Row id  info.name   info.age    info.city
1   1   Alex        30          NYC
2   1   Robert      25          Paris
3   1   Ralph       45          London
4   1   Mary        28          London

As you can see the row where info.city = "Sydney" was deleted in both cases.

It is important to point out that your data is excluded from your source table. Therefore, you should be careful.

Note: Since you want to run this process everyday, you could use Schedule Query within BigQuery Console, appending or overwriting the results after each run. Also, it is a good practice not deleting data from your source table. Thus, consider creating a new table from your source table without the rows you do not desire.

0
votes

This is the code I used to delete the desired records (the records where category.type contains the value 'food'.)

DELETE
FROM <DATASET>.<TABLE_NAME> t1
WHERE EXISTS(SELECT 1 FROM UNNEST(t1.category.type) t2 WHERE t2 = 'food')

The embarrasing thing is that I've seen these kind of answers on similar questions (for example on update-queries). But I come from Oracle-SQL and I think that there you are required to connect your subquery with your main query in the WHERE-statement of the subquery (ie. connect t1 with t2), so I didn't understand these answers. That's why I posted this question.

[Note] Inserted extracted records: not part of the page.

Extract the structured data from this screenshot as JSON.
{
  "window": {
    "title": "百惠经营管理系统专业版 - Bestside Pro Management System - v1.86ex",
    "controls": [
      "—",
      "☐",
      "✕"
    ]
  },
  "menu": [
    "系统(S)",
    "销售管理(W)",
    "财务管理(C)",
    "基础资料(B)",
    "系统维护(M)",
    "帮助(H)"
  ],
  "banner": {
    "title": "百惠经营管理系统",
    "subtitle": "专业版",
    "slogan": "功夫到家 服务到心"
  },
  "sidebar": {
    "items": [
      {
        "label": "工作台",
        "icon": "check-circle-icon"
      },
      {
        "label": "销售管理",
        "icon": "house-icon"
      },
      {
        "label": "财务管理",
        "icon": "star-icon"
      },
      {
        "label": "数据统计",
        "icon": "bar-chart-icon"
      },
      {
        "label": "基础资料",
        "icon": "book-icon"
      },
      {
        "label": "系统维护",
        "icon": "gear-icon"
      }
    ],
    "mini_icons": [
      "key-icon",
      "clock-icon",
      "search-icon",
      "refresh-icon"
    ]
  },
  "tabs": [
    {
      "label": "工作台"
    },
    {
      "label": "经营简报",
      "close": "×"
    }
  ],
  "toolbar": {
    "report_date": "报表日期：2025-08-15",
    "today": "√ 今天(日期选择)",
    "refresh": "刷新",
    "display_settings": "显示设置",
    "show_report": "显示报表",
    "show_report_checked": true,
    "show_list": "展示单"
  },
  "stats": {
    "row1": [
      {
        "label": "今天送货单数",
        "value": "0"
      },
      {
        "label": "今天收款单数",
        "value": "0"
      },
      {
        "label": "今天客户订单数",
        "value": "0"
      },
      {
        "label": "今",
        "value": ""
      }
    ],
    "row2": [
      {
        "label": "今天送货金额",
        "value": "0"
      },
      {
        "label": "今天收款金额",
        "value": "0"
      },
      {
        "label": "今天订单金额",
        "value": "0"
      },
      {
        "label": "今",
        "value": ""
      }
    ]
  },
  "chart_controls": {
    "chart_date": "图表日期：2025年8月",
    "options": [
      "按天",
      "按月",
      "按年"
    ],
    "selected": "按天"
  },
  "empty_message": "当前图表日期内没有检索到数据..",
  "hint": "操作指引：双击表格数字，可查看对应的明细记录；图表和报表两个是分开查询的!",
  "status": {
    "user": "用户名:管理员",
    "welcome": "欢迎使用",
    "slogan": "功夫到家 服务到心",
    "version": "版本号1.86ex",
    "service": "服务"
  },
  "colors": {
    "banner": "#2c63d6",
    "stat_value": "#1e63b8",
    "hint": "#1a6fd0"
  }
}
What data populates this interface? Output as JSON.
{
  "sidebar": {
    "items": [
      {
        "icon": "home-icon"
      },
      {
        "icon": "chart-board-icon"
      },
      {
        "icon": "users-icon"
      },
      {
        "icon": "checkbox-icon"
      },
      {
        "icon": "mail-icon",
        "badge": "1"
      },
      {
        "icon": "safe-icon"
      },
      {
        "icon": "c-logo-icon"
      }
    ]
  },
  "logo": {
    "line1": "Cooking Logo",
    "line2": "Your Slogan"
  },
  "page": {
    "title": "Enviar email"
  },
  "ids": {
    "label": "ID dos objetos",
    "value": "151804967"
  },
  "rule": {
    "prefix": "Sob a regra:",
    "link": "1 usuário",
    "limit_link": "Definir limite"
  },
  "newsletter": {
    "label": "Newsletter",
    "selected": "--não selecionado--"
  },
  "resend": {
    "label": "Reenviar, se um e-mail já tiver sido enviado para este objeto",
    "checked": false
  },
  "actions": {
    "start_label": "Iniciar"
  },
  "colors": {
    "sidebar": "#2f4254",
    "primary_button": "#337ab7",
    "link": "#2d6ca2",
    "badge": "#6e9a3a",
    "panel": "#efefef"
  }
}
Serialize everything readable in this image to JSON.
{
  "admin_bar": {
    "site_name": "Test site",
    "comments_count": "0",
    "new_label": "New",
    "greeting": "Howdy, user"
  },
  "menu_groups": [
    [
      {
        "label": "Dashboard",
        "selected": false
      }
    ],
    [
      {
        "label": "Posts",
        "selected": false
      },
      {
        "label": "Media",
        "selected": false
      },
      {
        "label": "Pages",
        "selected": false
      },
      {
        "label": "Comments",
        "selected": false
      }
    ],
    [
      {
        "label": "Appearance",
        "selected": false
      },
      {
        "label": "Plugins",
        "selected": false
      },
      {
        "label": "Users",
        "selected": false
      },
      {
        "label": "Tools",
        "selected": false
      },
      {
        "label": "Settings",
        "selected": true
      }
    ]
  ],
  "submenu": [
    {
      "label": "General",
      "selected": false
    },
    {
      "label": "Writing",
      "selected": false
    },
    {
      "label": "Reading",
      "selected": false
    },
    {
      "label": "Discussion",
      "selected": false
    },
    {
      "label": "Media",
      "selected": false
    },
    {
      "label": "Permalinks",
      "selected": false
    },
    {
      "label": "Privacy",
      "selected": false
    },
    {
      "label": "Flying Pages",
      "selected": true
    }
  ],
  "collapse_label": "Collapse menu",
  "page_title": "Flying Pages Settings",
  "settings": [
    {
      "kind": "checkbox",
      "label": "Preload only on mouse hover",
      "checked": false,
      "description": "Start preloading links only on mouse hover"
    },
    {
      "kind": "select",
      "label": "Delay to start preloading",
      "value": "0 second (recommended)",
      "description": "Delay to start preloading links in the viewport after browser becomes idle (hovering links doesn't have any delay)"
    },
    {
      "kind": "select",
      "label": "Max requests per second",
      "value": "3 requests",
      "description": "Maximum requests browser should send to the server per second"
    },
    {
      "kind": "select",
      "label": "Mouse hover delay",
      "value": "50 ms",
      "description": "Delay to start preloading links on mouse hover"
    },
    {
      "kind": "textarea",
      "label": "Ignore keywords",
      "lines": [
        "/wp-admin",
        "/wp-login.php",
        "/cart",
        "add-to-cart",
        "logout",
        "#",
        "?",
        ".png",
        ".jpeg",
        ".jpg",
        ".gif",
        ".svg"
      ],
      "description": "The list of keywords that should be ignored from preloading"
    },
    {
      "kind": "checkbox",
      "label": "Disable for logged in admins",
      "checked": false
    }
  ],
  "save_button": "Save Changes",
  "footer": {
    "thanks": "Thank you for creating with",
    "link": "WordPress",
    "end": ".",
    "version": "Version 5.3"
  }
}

However, I learned that BigQuery automatically understands how to connect table t1 and 'table' t2; you don't have to explicitly connect them.

Now it is possible to still do this (perhaps even recommended?):

DELETE
FROM <DATASET>.<TABLE_NAME> t1
WHERE EXISTS (SELECT 1 FROM <DATASET>.<TABLE_NAME> t2 LEFT JOIN UNNEST(t2.category.type) AS type WHERE type = 'food' AND t1.article=t2.article)

but a second difficulty for me was that my ID in my actual data is somehow hidden in an array>struct-construction, so I got stuck connecting t1 & t2. Fortunately this is not always an absolute necessity.